Backed by the SBA, these loans are issued by a financial institution like Fifth Third Bank. They offer borrowers flexible repayment terms—such as the ability to borrow for up to 25 years, depending on the purpose of the loan—as well as fixed and variable interest rate options, which may make the monthly payments lower than a conventional loan.
Before you go through the process of applying for an SBA loan, it can help to think about exactly how much money you need and plan for how you’re going to use the funds—and how you’re going to repay the loan. Keep in mind that depending on the terms of the loan, business owners with more than a 20% stake in the business will need to personally guarantee the loan, meaning that they’ll be responsible for payments if the company can no longer pay.

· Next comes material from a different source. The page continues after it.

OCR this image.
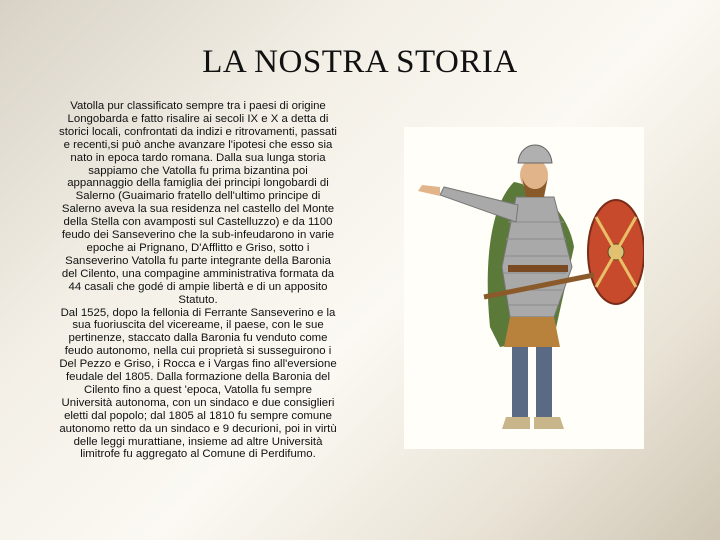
LA NOSTRA STORIA
Vatolla pur classificato sempre tra i paesi di origine Longobarda e fatto risalire ai secoli IX e X a detta di storici locali, confrontati da indizi e ritrovamenti, passati e recenti,si può anche avanzare l'ipotesi che esso sia nato in epoca tardo romana. Dalla sua lunga storia sappiamo che Vatolla fu prima bizantina poi appannaggio della famiglia dei principi longobardi di Salerno (Guaimario fratello dell'ultimo principe di Salerno aveva la sua residenza nel castello del Monte della Stella con avamposti sul Castelluzzo) e da 1100 feudo dei Sanseverino che la sub-infeudarono in varie epoche ai Prignano, D'Afflitto e Griso, sotto i Sanseverino Vatolla fu parte integrante della Baronia del Cilento, una compagine amministrativa formata da 44 casali che godé di ampie libertà e di un apposito Statuto.
Dal 1525, dopo la fellonia di Ferrante Sanseverino e la sua fuoriuscita del vicereame, il paese, con le sue pertinenze, staccato dalla Baronia fu venduto come feudo autonomo, nella cui proprietà si susseguirono i Del Pezzo e Griso, i Rocca e i Vargas fino all'eversione feudale del 1805. Dalla formazione della Baronia del Cilento fino a quest 'epoca, Vatolla fu sempre Università autonoma, con un sindaco e due consiglieri eletti dal popolo; dal 1805 al 1810 fu sempre comune autonomo retto da un sindaco e 9 decurioni, poi in virtù delle leggi murattiane, insieme ad altre Università limitrofe fu aggregato al Comune di Perdifumo.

What is a Small Business Loan Used For?
While SBA loans have flexible, favorable terms, they also come with some restrictions on what you can use them for. Those restrictions vary depending on the type of SBA loan you use. Here’s a breakdown of the various loan types:
SBA 7(a) Loans. With a loan limit of up to $5 million, these are the most common type of SBA loan. You can use SBA 7(a) loans for:
- Owner-occupied commercial real estate purchase and expansion
- Owner-occupied commercial real estate construction
- Short- and long-term working capital
- Equipment purchase
- Business acquisition financing
- Existing debt refinancing
SBA Express. These loans and lines of credit have a loan limit of up to $500,000. You can use them for:
- Owner-occupied commercial real estate purchase and expansion
- Owner-occupied commercial real estate construction
- Short- and long-term working capital
- Equipment purchase
- Business acquisition financing
- Existing debt refinancing
SBA 504 Loans. This program entails direct lending participation between lenders and the SBA, with banks generally providing 50% of the project cost, the SBA providing 40%, and the borrower providing a 10% down payment. The minimum SBA loan amount is $50,000 and the maximum is $5 million. You can use these loans for:
- Owner-occupied commercial real estate purchase, expansion, or refinance
- Owner-occupied commercial real estate construction
- Long-term equipment purchase
SBA Loan Requirements
Your business must meet several conditions to qualify for an SBA loan, including the following:
- The business must be for-profit.
- The business must operate in the United States.
- The business generally has less than $15 million in tangible net worth and a two-year average net income less than $5 million after federal income tax.
What You Can’t Do With an SBA Loan
You can only use SBA loans for "sound business expenses." That means you cannot use an SBA loan for personal expenses, such as personal credit card bills, your home mortgage, or student loans.
SBA Loan Benefits
SBA loans provide flexible terms, relatively low interest rates, lower down payments, and longer repayment terms.
How Do I Get an SBA Loan?
Once you’re ready, you can apply for an SBA loan through an SBA preferred lender, such as Fifth Third Bank. The documents you’ll need include:
- Personal financial statement
- Three years of personal income tax returns
- Three years of business tax returns
- Business certificate or license
- Business lease
Once you’ve gathered the necessary documentation, a Fifth Third banker can help you with the application process.